There was also an association to rs657152 in ABO, and SNP that is in LD (R2=0.98) with rs8176719, which tags the O blood group28. The A allele of rs657152 (Table 2) tags the non-O blood groups and we found rs657152-A to be associated with lower levels of estradiol, indicating that individuals with a non-O blood group have lower levels of estradiol compared to individuals with the O blood group. Two associations on chromosome 4 and 5 respectively, mapped to UGT2B7 (rs7662029) and UGT3A1 (rs1073548). UGT3A1 and UGT2B7 are glucuronosyltransferases, which are enzymes that catalyze the glucosidation of lipophilic chemicals, facilitating their elimination29. Another lead SNP mapped to SULT2A1, which encodes a sulfotransferase which is believed to be important for sex-steroid biosynthesis by sulfating hydroxylated steroid hormones and bile acids30. Another lead SNP on chromosome 14 is a missense variant in FKBP4, which encodes the protein FKBP52 that has been suggested to be involved in the formation of steroid hormone nuclear receptors that regulate hormone levels31.
The remaining lead SNPs from the GWAS in males were mapped to loci with less clear links to estradiol metabolism. These include one lead SNP (and one conditional SNP) in a locus with a cluster of genes, including IGHV3-7 and IGHV6-1, that encodes parts of immunoglobulin heavy chains that participates in the antigen recognition. Another lead SNP is located in RBBP8 which encodes Retinoblastoma-binding protein 8 (RBBP8, CtIP), an endonuclease involved in the repair of double-stranded DNA breaks through homologous recombination as well as regulation of G2/M cell-cycle checkpoints as part of the BRCA1-RBBP8 complex32. Variation in RBBP8 genotype and regulation has been reported in multiple types of cancer33,34. A third SNP was a missense variant in LINC01324, a lncRNA which has been established as a predictor for melanoma progression35.
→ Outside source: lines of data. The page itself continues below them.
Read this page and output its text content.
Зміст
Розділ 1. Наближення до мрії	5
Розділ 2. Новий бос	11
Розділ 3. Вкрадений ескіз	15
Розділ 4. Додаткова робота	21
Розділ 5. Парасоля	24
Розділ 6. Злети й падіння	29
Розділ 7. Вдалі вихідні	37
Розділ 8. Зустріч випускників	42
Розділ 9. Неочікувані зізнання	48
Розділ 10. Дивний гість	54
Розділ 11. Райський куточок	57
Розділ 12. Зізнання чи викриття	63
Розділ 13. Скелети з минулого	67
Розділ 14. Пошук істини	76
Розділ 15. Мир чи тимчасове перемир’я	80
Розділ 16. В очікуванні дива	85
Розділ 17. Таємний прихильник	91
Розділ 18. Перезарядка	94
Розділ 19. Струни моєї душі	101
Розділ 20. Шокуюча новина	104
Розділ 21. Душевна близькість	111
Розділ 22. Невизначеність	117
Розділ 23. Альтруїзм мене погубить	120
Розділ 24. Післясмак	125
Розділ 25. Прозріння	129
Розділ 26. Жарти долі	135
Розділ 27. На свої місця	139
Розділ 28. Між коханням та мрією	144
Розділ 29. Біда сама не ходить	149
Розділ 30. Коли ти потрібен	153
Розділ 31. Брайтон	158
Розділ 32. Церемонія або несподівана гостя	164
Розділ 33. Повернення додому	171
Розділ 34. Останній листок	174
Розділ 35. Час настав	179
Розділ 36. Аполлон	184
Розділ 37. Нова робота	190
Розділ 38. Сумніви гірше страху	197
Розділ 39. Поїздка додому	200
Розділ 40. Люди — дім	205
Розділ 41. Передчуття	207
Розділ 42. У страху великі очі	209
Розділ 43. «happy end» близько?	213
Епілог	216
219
The lead SNP that was only significant in females (rs16991615, Table 2), is a missense variant located in MCM8. MCM8 codes for a DNA helicase, which is involved in the repair of double-stranded DNA breaks and recombination36. Even though very few genome-wide significant SNPs were identified in women, eight out of 14 of the loci that were genome-wide significant in males, were at least nominally associated in females as well (P < 0.05), and with the same direction of effect (Figure 3). Especially the genes with functions related to hormone metabolism; UGT2B7, UGT3A1, CYP3A7, CYP19A1, SRD5A2, and SHBG replicated in females, but also IGHV3-7 and ABO.
Sensitivity analysis
Even though the primary aim of the sensitivity analyses was to further verify the associations from the primary GWAS, we did perform GWAS with the different sets of covariates/strata in the sensitivity analyses as well. However, no additional genome-wide significant locus was identified. The effects of the findings from the primary analyses changed somewhat. When stratifying females into pre- and post-menopause there was one locus, CYP3A7, with a significant difference in the OR between the two strata (Supplementary Table S137, Figure 3). For CYP3A7, the largest effect was seen in postmenopausal women OR = 0.703 (0.642 - 0.770), followed by males OR= 0.811 (0.758 - 0.868), and then premenopausal OR = 0.907 (0.837 - 0.984).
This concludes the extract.